2 October 2020

Before the Coffee Gets Cold - Toshikazu Kawaguchi


In a small back alley in Tokyo, there is a café which has been serving carefully brewed coffee for more than one hundred years. But this coffee shop offers its customers a unique experience: the chance to travel back in time.

In Before the Coffee Gets Cold, we meet four visitors, each of whom is hoping to make use of the café’s time-travelling offer, in order to: confront the man who left them, receive a letter from their husband whose memory has been taken by early onset Alzheimer's, to see their sister one last time, and to meet the daughter they never got the chance to know.

But the journey into the past does not come without risks: customers must sit in a particular seat, they cannot leave the café, and finally, they must return to the present before the coffee gets cold . . .

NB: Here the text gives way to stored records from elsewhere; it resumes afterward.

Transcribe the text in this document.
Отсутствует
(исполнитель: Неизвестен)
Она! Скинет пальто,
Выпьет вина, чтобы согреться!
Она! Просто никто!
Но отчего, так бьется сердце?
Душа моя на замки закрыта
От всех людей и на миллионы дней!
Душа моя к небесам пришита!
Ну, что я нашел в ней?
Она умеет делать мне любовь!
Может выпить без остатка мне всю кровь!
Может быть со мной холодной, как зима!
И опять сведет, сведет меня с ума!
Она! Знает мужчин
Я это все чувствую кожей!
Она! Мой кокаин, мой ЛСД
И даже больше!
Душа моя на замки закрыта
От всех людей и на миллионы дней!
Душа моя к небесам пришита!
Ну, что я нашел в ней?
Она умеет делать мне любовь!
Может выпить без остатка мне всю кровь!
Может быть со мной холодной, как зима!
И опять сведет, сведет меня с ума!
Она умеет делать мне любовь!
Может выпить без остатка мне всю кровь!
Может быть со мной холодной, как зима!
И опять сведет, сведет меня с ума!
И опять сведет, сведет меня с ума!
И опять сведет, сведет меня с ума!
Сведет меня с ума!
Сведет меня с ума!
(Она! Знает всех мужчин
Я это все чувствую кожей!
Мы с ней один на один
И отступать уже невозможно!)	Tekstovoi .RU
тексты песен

Toshikazu Kawaguchi’s beautiful, moving story explores the age-old question: what would you change if you could travel back in time? More importantly, who would you want to meet, maybe for one last time? 
Blurb taken from Goodreads.
*

Over the past few months, I've seen Before the Coffee Gets Cold talked about a lot, especially on Instagram. I didn't really know what it was about, but when I saw it for £1 in a second hand bookshop, I decided to take a chance on it. 

Wow. I am so glad that I did. As soon as I started reading, I fell in love with the story. We follow a number of different characters during the book, and each of them had a beautiful story that moved me greatly. A couple of weeks after I finished it, and I think it might be one of my favourite books of the year. Utterly beautiful.

Rating: ✫✫


The Story

The book is split into four different chunks, so although the story flows well, the focus is on a different character at different points in the narrative. This was something I actually thought worked remarkably well. The book is centered around such powerful themes and conversations that it would have felt like each part of the story was done a disservice if it was one continuous narrative. The structure helped to prioritize the different conversations in a way that made them even more powerful to read about.

This is helped by the fact that the concept for this book is remarkable. It really makes you think about your own life, and the regrets you have. We see a woman hoping to understand why her boyfriend left her, a woman hoping to reach out to her husband before his dementia made him confused, a woman who wants to see her sister one last time, and a woman who wishes desperately to meet her child. 

The cafe is a special one, and there are rules that surround this time travel. It can only happen in particular moments, and there is only a certain amount of time for each conversation. Each character has a different reason for wanting it to happen, and I think each was equally interesting. It's difficult to create characters in such a short space of time that spark emotional and thought in the reader, but they all did. Each of their worries touched me in a different way, and I felt a connection to each of them in a  way that rarely happens to me in fiction.

I have to say, I felt all of the different elements of the cafe, and of the time travel, just made it feel more and more magical. It honestly felt so special, and I loved the comforting feeling it gave me. Most authors try to go for light-hearted or emotional, because it is so hard to pull off both in a way that works. Thankfully, this worked, and it was wonderfully crafted. The attention to detail, but at the same time the simplicity, really make this such a beautiful story that definitely touches your heart.


The Verdict

I wasn't sure if this book would live up to all the hype, but I decided to give it a go anyway.

I am unbelievably glad I did. I'm finding it really difficult to put into words just how special this book became to me, but I finished it in one sitting, and I loved it so much. It was an interesting and unique story that I thought was utterly beautiful from start to finish. 

I'd urge anybody to read this story, as I think it would have an impact on everyone in some way. I'll be eagerly waiting for the opportunity I get to read the second installment.